Il a inventé une machine révolutionnaire, le télépod, qui devrait révolutionner l'humanité toute entière. Vaste chimère. En déformant l'espace et le temps, en jouant avec la matière, en annihilant la chair humaine et nos chromosomes, Seth Brundle cherche néanmoins à retranscrire le vivant et non un être synthétique, ou une simple retranscription ou copie génétique.  

Pour David Cronenberg, les lois de nature et celles de la physique quantique sont indissociables. Attention à ne pas contrarier Dame Nature ! A l'instar de tous ces apprentis sorciers, Seth Brundle aspire au divin. Cette entité mystérieuse et inexpugnable va décider de fusionner le scientifique avec un insecte. C'est la seconde partie du film. A partir de là, le comportement de Seth Brundle change radicalement.
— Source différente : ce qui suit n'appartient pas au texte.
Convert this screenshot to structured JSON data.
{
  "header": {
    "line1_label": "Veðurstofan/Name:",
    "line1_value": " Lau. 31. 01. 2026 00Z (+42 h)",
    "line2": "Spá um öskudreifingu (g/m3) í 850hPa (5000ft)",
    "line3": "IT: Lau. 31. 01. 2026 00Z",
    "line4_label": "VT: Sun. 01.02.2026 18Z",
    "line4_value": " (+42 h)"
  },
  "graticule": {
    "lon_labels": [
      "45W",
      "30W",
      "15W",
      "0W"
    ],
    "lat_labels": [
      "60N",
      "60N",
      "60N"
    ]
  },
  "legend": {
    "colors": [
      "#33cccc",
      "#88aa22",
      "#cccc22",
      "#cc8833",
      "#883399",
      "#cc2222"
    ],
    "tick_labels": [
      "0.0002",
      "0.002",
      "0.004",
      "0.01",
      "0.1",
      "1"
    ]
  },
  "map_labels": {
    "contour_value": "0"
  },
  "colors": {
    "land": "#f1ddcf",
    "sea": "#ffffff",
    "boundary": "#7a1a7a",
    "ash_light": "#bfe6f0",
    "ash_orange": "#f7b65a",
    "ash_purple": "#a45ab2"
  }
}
La transformation est rédhibitoire. Elle a évidemment des conséquenes morphologiques, physiques, psychologiques et morales. Dans un premier temps, Seth Brundle devient un véritable Apollon, une sorte d'athlète désormais capable de varapper sur les murs de son laboratoire. Puis, peu à peu, le corps du scientifique se délite, son humanité aussi.

Seth pense et raisonne de plus en plus comme une mouche, un insecte prédateur, hostile, terrifiant, monstrueux, fallacieux et animé par la cruauté, la jalousie, la domination et la vengeance. Le cas de Seth Brundle s'apparente aussi à une sorte de malédiction. Son corps s'émacie, se transforme, dépérit pour devenir une sorte de cacochyme hideux et à l'agonie.
C'est probablement pour cette raison que certains fans considèrent le film (encore une fois) comme une métaphore sur le sida. David Cronenberg renforce cette tragédie par une histoire d'amour avec une jeune journaliste. Pourtant, dans la dernière partie, le film s'apparente à une sorte de huis clos étouffant et effrayant. Seth Brundle est ramené aux conditions primitives de l'existence : le besoin de nourriture, les satyriasis du personnage, ou encore une hygiène corporelle qui laisse clairement à désirer.
En ce sens, La Mouche n'est pas sans rappeler le roman de Kafka, La Métamorphose, qui abordait lui aussi les mêmes thématiques. Aujourd'hui, et à juste titre, La Mouche est considéré comme un film culte et même comme un classique du cinéma d'épouvante.